動物が原因でヒトが病気になることがありますが、新たな研究結果によると、実はヒトから動物にウイルスを広めているほうが多いようなのです。
これは、動物を触る前には徹底的に手を洗ったり、体調が悪かったら動物との接触を控えたりするべきという単純なことではなく、ウイルスの進化や変化を通して新たな脅威を生む可能性を孕んでいるようだと、IFLSが伝えました。
ヒト由来の感染症は意外なほど多かった
動物由来感染症(人獣共通感染症)はたくさんあって、豚インフルエンザやエボラ、エキノコックスなんかも有名です。あの世界的パンデミックで多大なる被害を出した新型コロナウイルスも野生コウモリ由来だと考えられていますよね。
そこで、将来的なウイルスのアウトブレイクに備えるために、32ウイルス科のうち約1200万ものウイルスゲノムを分析したところ、ホストジャンプ(遠縁な種に宿主を転換すること)した599例のウイルスのうち、実に64%がヒトから動物に対して行なわれていることがわかったそうです。
これは、動物からヒトへの感染の約2倍なんだとか。
変異が起こりやすくなる?
ヒトから動物にウイルスが感染すると、動物の健康や種の保全に影響が出るだけではありません。ヒトから家畜へと感染が広がったら、食料供給にも影響が出るかもしれません。
それに、ウイルスがヒトの間で根絶されたと思っても、実は動物のなかで生き続けて進化を遂げ、再びヒトに感染する可能性も否定できないわけです。
研究では、ウイルスがホストジャンプすると変異が増える傾向があると明らかになっています。

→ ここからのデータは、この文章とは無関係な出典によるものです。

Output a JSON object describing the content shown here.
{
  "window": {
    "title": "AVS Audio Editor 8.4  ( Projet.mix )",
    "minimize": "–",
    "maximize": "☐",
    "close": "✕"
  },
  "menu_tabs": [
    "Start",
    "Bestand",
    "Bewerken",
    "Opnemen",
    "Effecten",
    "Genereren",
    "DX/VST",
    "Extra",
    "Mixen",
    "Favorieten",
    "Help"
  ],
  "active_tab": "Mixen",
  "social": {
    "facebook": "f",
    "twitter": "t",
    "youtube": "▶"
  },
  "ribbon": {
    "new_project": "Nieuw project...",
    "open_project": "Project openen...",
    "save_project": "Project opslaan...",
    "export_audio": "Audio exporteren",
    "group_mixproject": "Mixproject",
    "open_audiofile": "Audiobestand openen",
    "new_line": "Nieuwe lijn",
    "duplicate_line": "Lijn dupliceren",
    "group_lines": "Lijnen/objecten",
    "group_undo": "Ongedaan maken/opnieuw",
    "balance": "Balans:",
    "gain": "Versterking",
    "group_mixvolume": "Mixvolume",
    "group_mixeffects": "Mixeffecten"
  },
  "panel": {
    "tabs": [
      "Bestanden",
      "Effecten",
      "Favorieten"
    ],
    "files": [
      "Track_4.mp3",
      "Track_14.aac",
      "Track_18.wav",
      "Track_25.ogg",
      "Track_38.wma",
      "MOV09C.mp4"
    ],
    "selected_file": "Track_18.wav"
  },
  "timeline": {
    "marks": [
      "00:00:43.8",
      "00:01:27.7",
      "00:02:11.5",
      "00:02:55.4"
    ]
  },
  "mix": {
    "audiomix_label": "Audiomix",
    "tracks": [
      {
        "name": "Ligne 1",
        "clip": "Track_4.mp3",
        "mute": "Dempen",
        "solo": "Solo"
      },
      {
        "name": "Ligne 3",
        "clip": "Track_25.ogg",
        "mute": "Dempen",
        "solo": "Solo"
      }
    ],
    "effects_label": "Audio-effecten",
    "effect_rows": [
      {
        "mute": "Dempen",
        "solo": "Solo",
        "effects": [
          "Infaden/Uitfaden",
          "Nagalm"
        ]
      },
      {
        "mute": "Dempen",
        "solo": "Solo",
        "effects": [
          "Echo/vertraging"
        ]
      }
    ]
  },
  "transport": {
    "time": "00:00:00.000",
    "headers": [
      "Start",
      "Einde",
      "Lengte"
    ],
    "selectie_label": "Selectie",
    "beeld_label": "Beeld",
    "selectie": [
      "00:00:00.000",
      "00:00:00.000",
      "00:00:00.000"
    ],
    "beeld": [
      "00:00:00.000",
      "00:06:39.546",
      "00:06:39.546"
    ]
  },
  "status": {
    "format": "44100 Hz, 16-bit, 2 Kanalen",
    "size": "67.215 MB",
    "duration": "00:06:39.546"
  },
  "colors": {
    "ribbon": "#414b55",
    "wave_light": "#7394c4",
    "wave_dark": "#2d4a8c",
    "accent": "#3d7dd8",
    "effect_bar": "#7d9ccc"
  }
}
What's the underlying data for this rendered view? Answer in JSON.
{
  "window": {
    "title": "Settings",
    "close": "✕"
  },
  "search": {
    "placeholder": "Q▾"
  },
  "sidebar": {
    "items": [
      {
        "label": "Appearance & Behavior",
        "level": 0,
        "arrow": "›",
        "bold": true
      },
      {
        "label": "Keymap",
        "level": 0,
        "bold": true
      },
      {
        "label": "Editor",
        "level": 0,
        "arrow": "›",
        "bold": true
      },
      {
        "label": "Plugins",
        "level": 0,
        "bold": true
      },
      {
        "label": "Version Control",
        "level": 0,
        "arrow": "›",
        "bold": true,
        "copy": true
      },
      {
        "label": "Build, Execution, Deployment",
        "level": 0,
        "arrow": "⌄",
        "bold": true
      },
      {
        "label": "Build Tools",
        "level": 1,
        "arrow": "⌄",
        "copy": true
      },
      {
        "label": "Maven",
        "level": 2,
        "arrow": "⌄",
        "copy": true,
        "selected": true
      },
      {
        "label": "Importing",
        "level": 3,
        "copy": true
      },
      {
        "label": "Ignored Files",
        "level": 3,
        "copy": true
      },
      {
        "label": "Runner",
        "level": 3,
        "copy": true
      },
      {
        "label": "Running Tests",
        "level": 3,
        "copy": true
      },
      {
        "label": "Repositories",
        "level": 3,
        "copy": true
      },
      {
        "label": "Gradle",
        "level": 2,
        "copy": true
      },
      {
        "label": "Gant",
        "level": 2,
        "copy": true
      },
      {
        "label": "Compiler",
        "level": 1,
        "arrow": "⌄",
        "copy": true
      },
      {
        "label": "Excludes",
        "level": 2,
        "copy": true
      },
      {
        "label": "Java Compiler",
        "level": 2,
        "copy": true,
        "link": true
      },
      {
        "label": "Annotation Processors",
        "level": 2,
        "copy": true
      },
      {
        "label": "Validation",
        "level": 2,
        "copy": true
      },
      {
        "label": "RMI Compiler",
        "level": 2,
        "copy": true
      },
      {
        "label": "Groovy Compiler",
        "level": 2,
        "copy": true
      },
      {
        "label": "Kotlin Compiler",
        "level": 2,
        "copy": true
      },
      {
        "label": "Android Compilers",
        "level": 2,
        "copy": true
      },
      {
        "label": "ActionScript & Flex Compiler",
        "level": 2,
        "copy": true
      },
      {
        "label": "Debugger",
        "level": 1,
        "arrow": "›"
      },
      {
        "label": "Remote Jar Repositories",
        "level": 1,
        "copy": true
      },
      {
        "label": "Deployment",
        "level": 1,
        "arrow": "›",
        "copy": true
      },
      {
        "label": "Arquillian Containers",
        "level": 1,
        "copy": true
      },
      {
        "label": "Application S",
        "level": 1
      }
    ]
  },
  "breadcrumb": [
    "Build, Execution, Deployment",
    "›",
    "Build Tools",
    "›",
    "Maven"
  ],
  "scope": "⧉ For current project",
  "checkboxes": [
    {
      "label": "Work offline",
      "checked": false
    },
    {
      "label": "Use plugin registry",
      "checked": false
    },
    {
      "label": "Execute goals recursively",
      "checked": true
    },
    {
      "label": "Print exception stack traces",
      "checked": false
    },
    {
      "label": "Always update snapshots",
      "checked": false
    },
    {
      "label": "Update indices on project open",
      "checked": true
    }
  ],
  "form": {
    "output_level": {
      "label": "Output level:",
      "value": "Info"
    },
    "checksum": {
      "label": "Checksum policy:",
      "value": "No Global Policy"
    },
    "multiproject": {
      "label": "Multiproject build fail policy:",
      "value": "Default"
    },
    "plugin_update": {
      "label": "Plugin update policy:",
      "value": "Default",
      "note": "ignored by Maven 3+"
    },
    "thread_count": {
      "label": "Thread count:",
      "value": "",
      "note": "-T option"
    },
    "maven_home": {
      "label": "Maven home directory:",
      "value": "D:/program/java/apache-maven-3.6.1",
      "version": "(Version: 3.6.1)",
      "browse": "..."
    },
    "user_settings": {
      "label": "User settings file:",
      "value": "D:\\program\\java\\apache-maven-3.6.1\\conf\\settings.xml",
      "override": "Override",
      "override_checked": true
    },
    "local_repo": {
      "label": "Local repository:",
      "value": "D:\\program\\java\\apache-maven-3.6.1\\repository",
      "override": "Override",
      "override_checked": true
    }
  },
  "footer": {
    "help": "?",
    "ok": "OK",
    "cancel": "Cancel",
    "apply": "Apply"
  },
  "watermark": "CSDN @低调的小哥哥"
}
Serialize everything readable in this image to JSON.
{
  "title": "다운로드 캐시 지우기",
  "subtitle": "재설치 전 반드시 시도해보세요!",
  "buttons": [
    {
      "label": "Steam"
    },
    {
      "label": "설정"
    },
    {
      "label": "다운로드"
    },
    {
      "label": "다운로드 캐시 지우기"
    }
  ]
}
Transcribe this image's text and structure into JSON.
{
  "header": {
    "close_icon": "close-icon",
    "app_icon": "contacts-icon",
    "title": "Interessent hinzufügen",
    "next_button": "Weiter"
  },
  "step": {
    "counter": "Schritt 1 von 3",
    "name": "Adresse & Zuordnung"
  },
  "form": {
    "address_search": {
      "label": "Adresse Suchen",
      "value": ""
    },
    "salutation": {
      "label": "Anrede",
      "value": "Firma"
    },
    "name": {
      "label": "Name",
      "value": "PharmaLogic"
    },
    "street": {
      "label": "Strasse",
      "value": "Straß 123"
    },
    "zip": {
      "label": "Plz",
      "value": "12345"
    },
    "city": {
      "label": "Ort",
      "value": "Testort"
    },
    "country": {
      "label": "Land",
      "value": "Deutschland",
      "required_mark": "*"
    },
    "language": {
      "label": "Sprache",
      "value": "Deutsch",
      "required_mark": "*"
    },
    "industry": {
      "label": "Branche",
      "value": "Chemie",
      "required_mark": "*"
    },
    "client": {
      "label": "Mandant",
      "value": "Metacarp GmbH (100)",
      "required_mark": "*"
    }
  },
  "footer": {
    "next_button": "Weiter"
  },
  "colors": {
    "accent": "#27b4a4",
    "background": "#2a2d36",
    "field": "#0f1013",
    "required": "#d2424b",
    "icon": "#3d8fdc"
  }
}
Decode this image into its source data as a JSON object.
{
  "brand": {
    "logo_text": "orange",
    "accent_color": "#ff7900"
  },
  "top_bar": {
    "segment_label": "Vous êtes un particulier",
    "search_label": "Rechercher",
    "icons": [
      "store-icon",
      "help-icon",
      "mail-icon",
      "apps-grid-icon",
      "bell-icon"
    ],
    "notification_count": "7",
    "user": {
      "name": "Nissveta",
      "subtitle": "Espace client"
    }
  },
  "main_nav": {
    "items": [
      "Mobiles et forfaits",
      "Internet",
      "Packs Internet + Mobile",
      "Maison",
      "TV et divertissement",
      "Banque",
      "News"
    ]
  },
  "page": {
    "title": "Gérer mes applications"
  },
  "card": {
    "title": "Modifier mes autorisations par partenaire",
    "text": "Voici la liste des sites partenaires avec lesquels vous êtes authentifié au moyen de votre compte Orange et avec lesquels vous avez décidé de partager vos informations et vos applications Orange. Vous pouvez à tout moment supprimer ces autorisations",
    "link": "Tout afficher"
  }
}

もともと多くの種に感染できるウイルスではこの傾向は弱いようですが。
研究の筆頭著者であるセドリック・タン氏は
ウイルスがなぜどのようにして進化し、数多の生命の中から異なる宿主にホストジャンプするのかを理解することで、どうやって新たなウイルス感染症がヒトや動物に出現するのかを解明する助けになるかもしれません。
と話しています。
ウイルスが動物の中で変異して再びヒトに襲いかかるかも…、そんな可能性を想像したらゾッとしました。コロナのときに飼いネコに感染させちゃまずいと気を遣っていましたが、どの動物に対しても気をつけたほうがいいのでしょうね。